As for what he'd whispered, I realized that what he said to me in the years wasn't, in fact, a cute zinger about those silly infatuations we must've at some point had for one another in that life, an apology for what we had done, or a sly remark meant to aggravate me, or even a hopelessly romantic, wistful "remember me" that he would use to emphasize the severity of his departure after all his pandering on the alcoholic scent of death, his last plot to remain in my mind like a blight, even after his body had long vanished and the corporeal memories of him had begun to decompose in all minds but mine.

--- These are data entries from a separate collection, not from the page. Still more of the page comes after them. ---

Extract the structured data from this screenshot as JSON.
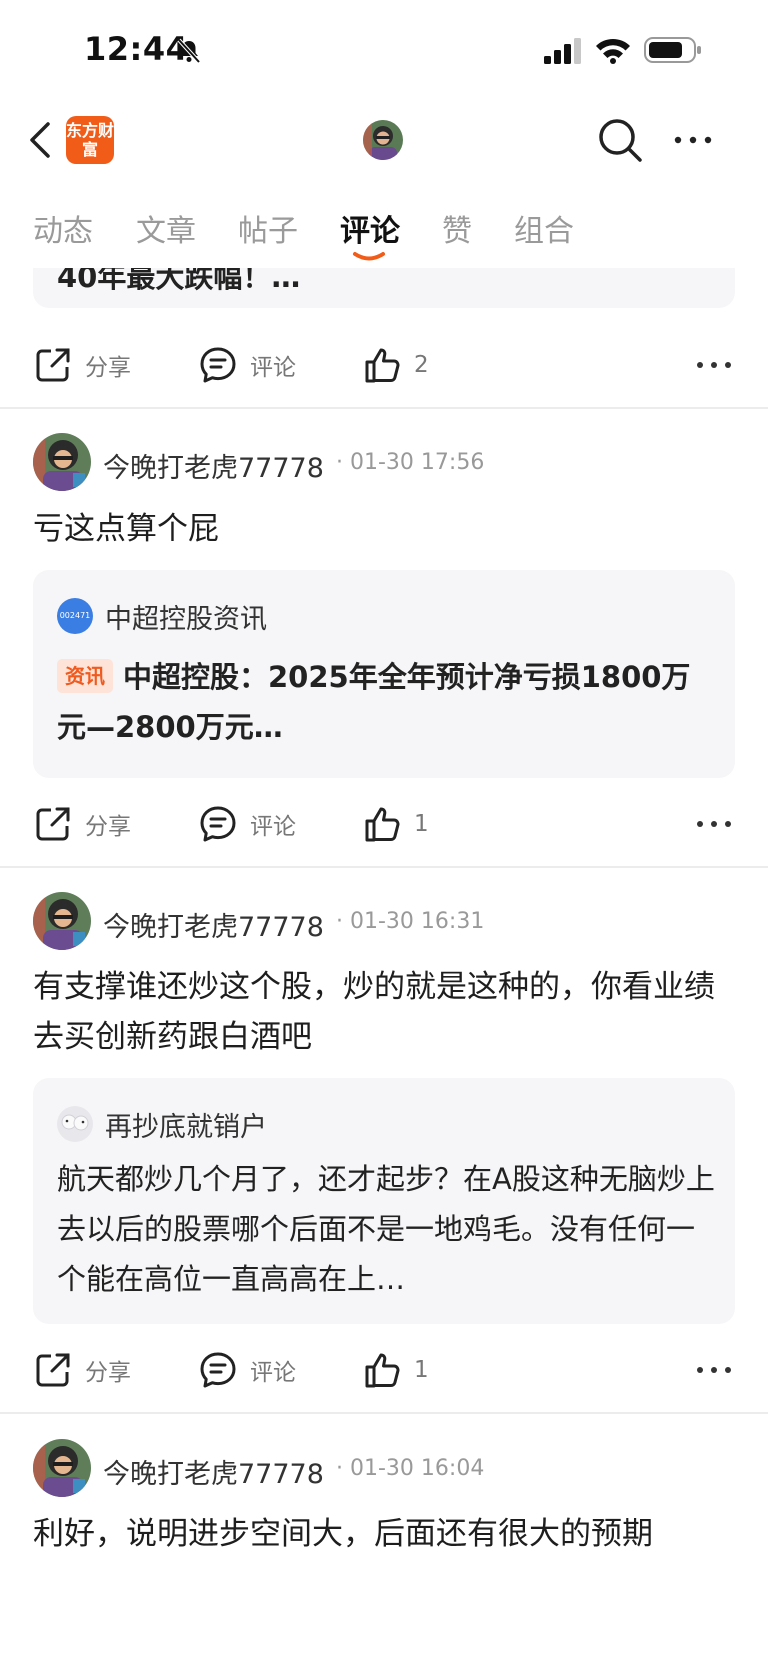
{
  "status_bar": {
    "time": "12:44"
  },
  "nav": {
    "logo_text": "东方财富"
  },
  "tabs": [
    {
      "label": "动态",
      "active": false
    },
    {
      "label": "文章",
      "active": false
    },
    {
      "label": "帖子",
      "active": false
    },
    {
      "label": "评论",
      "active": true
    },
    {
      "label": "赞",
      "active": false
    },
    {
      "label": "组合",
      "active": false
    }
  ],
  "actions": {
    "share": "分享",
    "comment": "评论"
  },
  "colors": {
    "accent": "#f25c19",
    "tab_underline": "#f25c19",
    "stock_badge": "#3b7ee3"
  },
  "partial_post": {
    "quote_tail": "40年最大跌幅！…",
    "likes": "2"
  },
  "posts": [
    {
      "author": "今晚打老虎77778",
      "time": "01-30 17:56",
      "text": "亏这点算个屁",
      "quote": {
        "source_badge": "002471",
        "source": "中超控股资讯",
        "tag": "资讯",
        "text": "中超控股：2025年全年预计净亏损1800万元—2800万元…"
      },
      "likes": "1"
    },
    {
      "author": "今晚打老虎77778",
      "time": "01-30 16:31",
      "text": "有支撑谁还炒这个股，炒的就是这种的，你看业绩去买创新药跟白酒吧",
      "quote": {
        "source": "再抄底就销户",
        "text": "航天都炒几个月了，还才起步？在A股这种无脑炒上去以后的股票哪个后面不是一地鸡毛。没有任何一个能在高位一直高高在上…"
      },
      "likes": "1"
    },
    {
      "author": "今晚打老虎77778",
      "time": "01-30 16:04",
      "text": "利好，说明进步空间大，后面还有很大的预期"
    }
  ]
}
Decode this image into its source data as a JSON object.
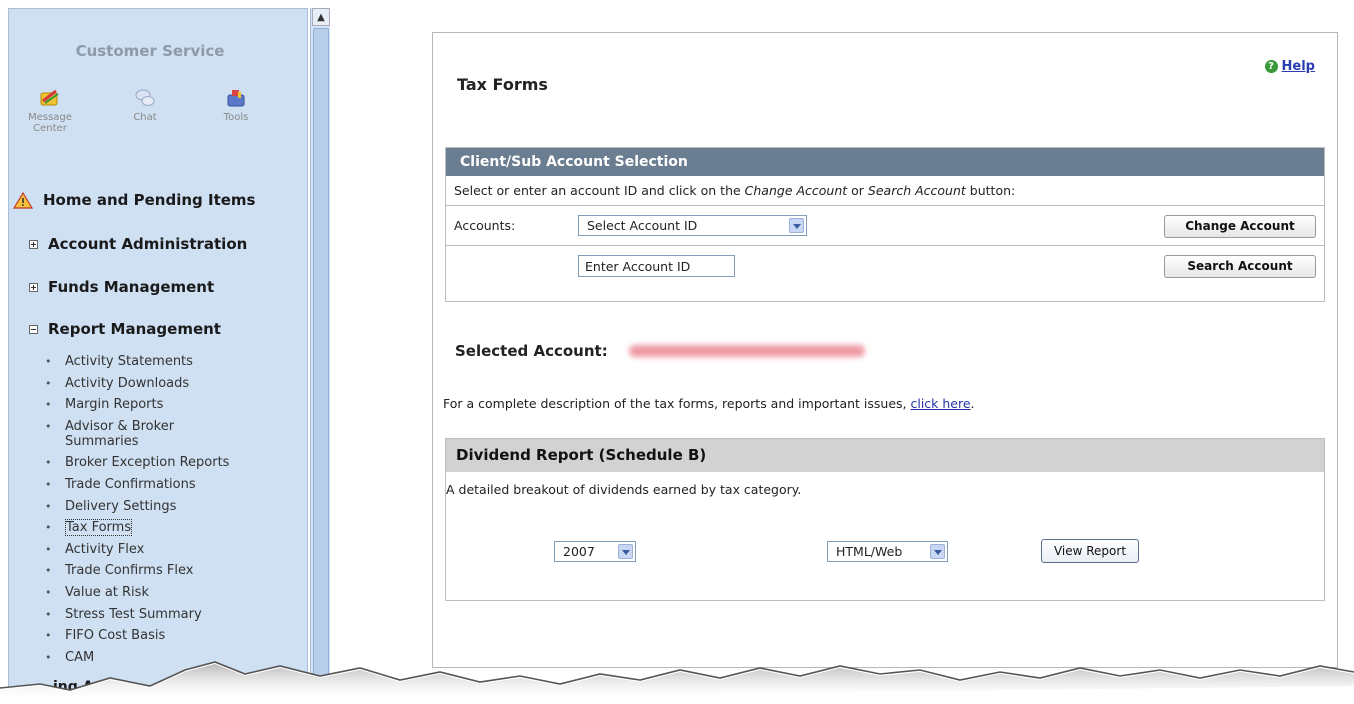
{
  "sidebar": {
    "title": "Customer Service",
    "tools": [
      {
        "label": "Message Center",
        "icon": "message-center-icon"
      },
      {
        "label": "Chat",
        "icon": "chat-icon"
      },
      {
        "label": "Tools",
        "icon": "tools-icon"
      }
    ],
    "sections": {
      "home": "Home and Pending Items",
      "account_admin": "Account Administration",
      "funds": "Funds Management",
      "report": "Report Management"
    },
    "report_items": [
      "Activity Statements",
      "Activity Downloads",
      "Margin Reports",
      "Advisor & Broker",
      "Summaries",
      "Broker Exception Reports",
      "Trade Confirmations",
      "Delivery Settings",
      "Tax Forms",
      "Activity Flex",
      "Trade Confirms Flex",
      "Value at Risk",
      "Stress Test Summary",
      "FIFO Cost Basis",
      "CAM"
    ],
    "cut_off_item": "ing A"
  },
  "main": {
    "title": "Tax Forms",
    "help_label": "Help",
    "client_section": {
      "header": "Client/Sub Account Selection",
      "instruction_prefix": "Select or enter an account ID and click on the ",
      "instruction_change": "Change Account",
      "instruction_or": " or ",
      "instruction_search": "Search Account",
      "instruction_suffix": " button:",
      "accounts_label": "Accounts:",
      "account_select_value": "Select Account ID",
      "account_id_input_value": "Enter Account ID",
      "change_button": "Change Account",
      "search_button": "Search Account"
    },
    "selected_account_label": "Selected Account:",
    "description_text": "For a complete description of the tax forms, reports and important issues, ",
    "description_link": "click here",
    "description_end": ".",
    "dividend_section": {
      "header": "Dividend Report (Schedule B)",
      "description": "A detailed breakout of dividends earned by tax category.",
      "year_value": "2007",
      "format_value": "HTML/Web",
      "view_button": "View Report"
    }
  },
  "colors": {
    "sidebar_bg": "#cfe0f3",
    "client_header_bg": "#6b7d90",
    "dividend_header_bg": "#d2d2d2",
    "link": "#2233aa"
  }
}
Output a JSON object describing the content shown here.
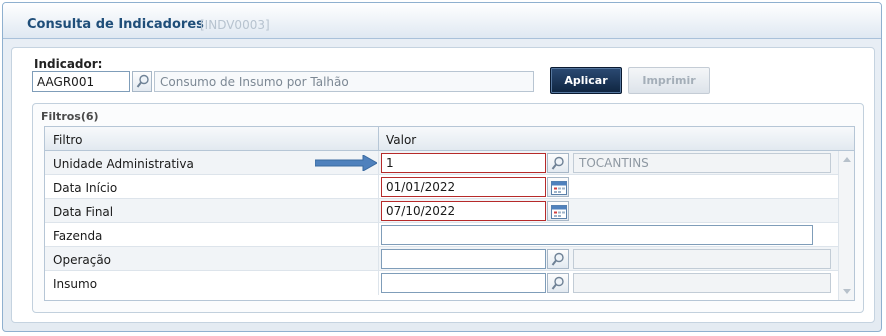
{
  "header": {
    "title": "Consulta de Indicadores",
    "code": "[INDV0003]"
  },
  "indicador": {
    "label": "Indicador:",
    "code": "AAGR001",
    "description": "Consumo de Insumo por Talhão"
  },
  "buttons": {
    "apply": "Aplicar",
    "print": "Imprimir"
  },
  "filters": {
    "title": "Filtros(6)",
    "columns": {
      "filter": "Filtro",
      "value": "Valor"
    },
    "rows": [
      {
        "label": "Unidade Administrativa",
        "value": "1",
        "description": "TOCANTINS"
      },
      {
        "label": "Data Início",
        "value": "01/01/2022"
      },
      {
        "label": "Data Final",
        "value": "07/10/2022"
      },
      {
        "label": "Fazenda",
        "value": ""
      },
      {
        "label": "Operação",
        "value": "",
        "description": ""
      },
      {
        "label": "Insumo",
        "value": "",
        "description": ""
      }
    ]
  },
  "colors": {
    "required_border": "#b62a2a",
    "arrow": "#4f81bd",
    "apply_bg": "#1a3558"
  },
  "icons": [
    "search-icon",
    "calendar-icon",
    "arrow-right-icon",
    "scroll-up-icon",
    "scroll-down-icon"
  ]
}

At some point I'd inevitably become obsolete and he'd file me back into the reaches of his mind. For a long while I would exist as a dormant specter with only enough agency to feebly encourage his bad habits – like an addiction to the impossible, rooted in some horrible deal he had made to exchange his life to preserve my freedom.
One day he may be lonely. He may extract me from where he had meticulously stored the memory of my face and voice, and he would greet that illusion. But it was not a perfect illusion. This spectre of me would not stray from his grasp when he holds it nor falter its smile when he confesses his sins. And then I would fade as he sobered, as the light would trickle away with the last traces of alcohol. Then he would be alone once more.
Like this, like that persistent dirge and ancient procession of knowledge and the black-robed figure that would announce the semesters to monitor the passage of time, he and I would live on, and long live forever; vivat, crescat, floreat, Crescere, Inquisitor.